Dalam pandangan para Pemohon, tafsir masa jabatan pimpinan pengganti selama satu tahun akan menghambat optimalisasi dan efektivitas pemberantasan tindak pidana korupsi dan sekaligus menimbulkan ketidakpastian hukum terhadap masa jabatan pimpinan pengganti KPK. Pemohon beranggapan bahwa akibat penafsiran yang keliru oleh DPR-RI terhadap ketentuan Pasal 34 UU KPK telah menyebabkan pimpinan pengganti KPK terpilih, yakni Dr. Busyro Muqoddas, SH. MH, hanya menjabat selama satu tahun. Hal demikian telah mengakibatkan timbulnya ketidakpastian hukum terhadap masa jabatan Pimpinan Pengganti KPK terpilih. Ketidakpastian masa jabatan tersebut juga berdampak pada efektivitas kerja Pimpinan KPK dalam pemberantasan tindak pidana korupsi, bahkan sekaligus berpotensi melemahkan agenda pemberantasan korupsi oleh KPK yang bertujuan untuk mewujudkan masyarakat yang adil, makmur, dan sejahtera.

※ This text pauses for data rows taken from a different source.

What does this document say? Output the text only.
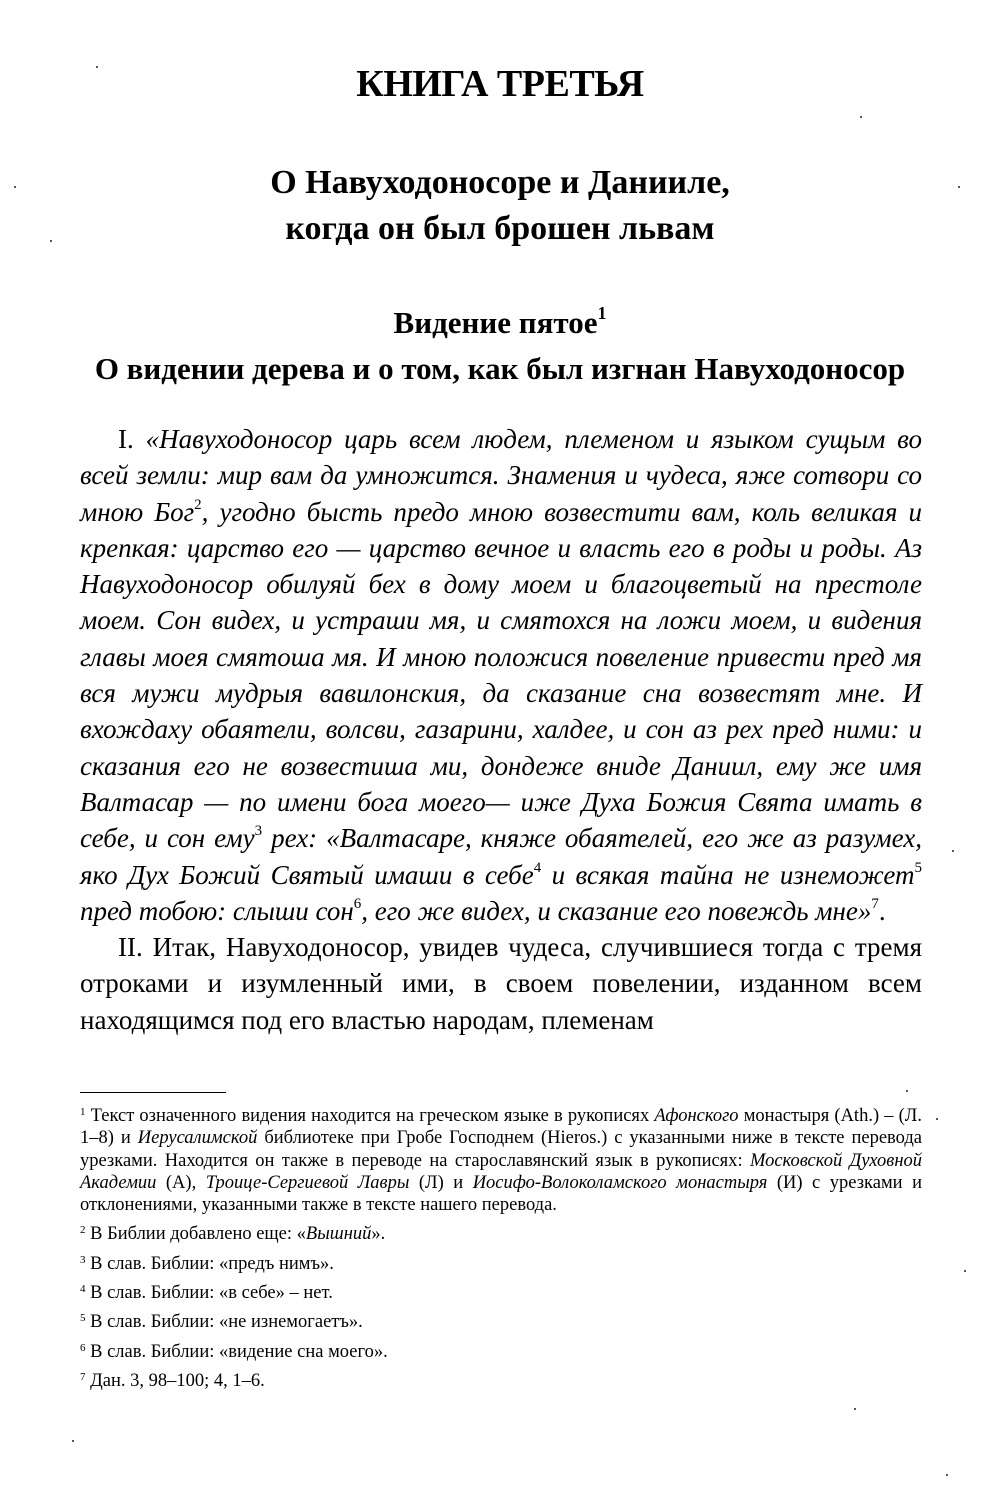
КНИГА ТРЕТЬЯ
О Навуходоносоре и Данииле,
когда он был брошен львам
Видение пятое$^1$
О видении дерева и о том, как был изгнан Навуходоносор

I. «Навуходоносор царь всем людем, племеном и языком сущым во всей земли: мир вам да умножится. Знамения и чудеса, яже сотвори со мною Бог$^2$, угодно бысть предо мною возвестити вам, коль великая и крепкая: царство его — царство вечное и власть его в роды и роды. Аз Навуходоносор обилуяй бех в дому моем и благоцветый на престоле моем. Сон видех, и устраши мя, и смятохся на ложи моем, и видения главы моея смятоша мя. И мною положися повеление привести пред мя вся мужи мудрыя вавилонския, да сказание сна возвестят мне. И вхождаху обаятели, волсви, газарини, халдее, и сон аз рех пред ними: и сказания его не возвестиша ми, дондеже вниде Даниил, ему же имя Валтасар — по имени бога моего— иже Духа Божия Свята имать в себе, и сон ему$^3$ рех: «Валтасаре, княже обаятелей, его же аз разумех, яко Дух Божий Святый имаши в себе$^4$ и всякая тайна не изнеможет$^5$ пред тобою: слыши сон$^6$, его же видех, и сказание его повеждь мне»$^7$.

II. Итак, Навуходоносор, увидев чудеса, случившиеся тогда с тремя отроками и изумленный ими, в своем повелении, изданном всем находящимся под его властью народам, племенам

$^1$ Текст означенного видения находится на греческом языке в рукописях Афонского монастыря (Ath.) – (Л. 1–8) и Иерусалимской библиотеке при Гробе Господнем (Hieros.) с указанными ниже в тексте перевода урезками. Находится он также в переводе на старославянский язык в рукописях: Московской Духовной Академии (А), Троице-Сергиевой Лавры (Л) и Иосифо-Волоколамского монастыря (И) с урезками и отклонениями, указанными также в тексте нашего перевода.

$^2$ В Библии добавлено еще: «Вышний».

$^3$ В слав. Библии: «предъ нимъ».

$^4$ В слав. Библии: «в себе» – нет.

$^5$ В слав. Библии: «не изнемогаетъ».

$^6$ В слав. Библии: «видение сна моего».

$^7$ Дан. 3, 98–100; 4, 1–6.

Berdasarkan penilaian atas fakta dan hukum, MK membuat amar putusan sebagai berikut:
(1) Menyatakan mengabulkan permohonan para Pemohon untuk seluruhnya;
(2) Menyatakan Pasal 34 Undang-Undang Nomor 30 Tahun 2002 tentang Komisi Pemberantasan Tindak Pidana Korupsi (Lembaran Negara Republik Indonesia Tahun 2002 Nomor 137, Tambahan Lembaran Negara Republik Indonesia Nomor 4250) bertentangan dengan Undang-Undang Dasar Negara Republik Indonesia Tahun 1945 sepanjang tidak dimaknai bahwa Pimpinan Komisi Pemberantasan Tindak Pidana Korupsi baik pimpinan yang diangkat secara bersamaan maupun pimpinan pengganti yang diangkat untuk menggantikan pimpinan yang berhenti dalam masa jabatannya memegang jabatan selama 4 (empat) tahun, dan sesudahnya dapat dipilih kembali hanya untuk sekali masa jabatan;
(3) Menyatakan Pasal 34 Undang-Undang Nomor 30 Tahun 2002 tentang Komisi Pemberantasan Tindak Pidana Korupsi (Lembaran Negara Republik Indonesia Tahun 2002 Nomor 137, Tambahan Lembaran Negara Republik Indonesia Nomor 4250) tidak mempunyai kekuatan hukum mengikat sepanjang tidak dimaknai bahwa pimpinan Komisi Pemberantasan Tindak Pidana Korupsi baik pimpinan yang diangkat secara bersamaan maupun pimpinan pengganti yang diangkat untuk menggantikan pimpinan yang berhenti dalam masa jabatanya memegang jabatan selama 4 (empat) tahun, dan sesudahnya dapat dipilih kembali hanya untuk sekali masa jabatan;
(4) Memerintahkan pemuatan Putusan ini dalam Berita Negara Republik Indonesia sebagaimana mestinya.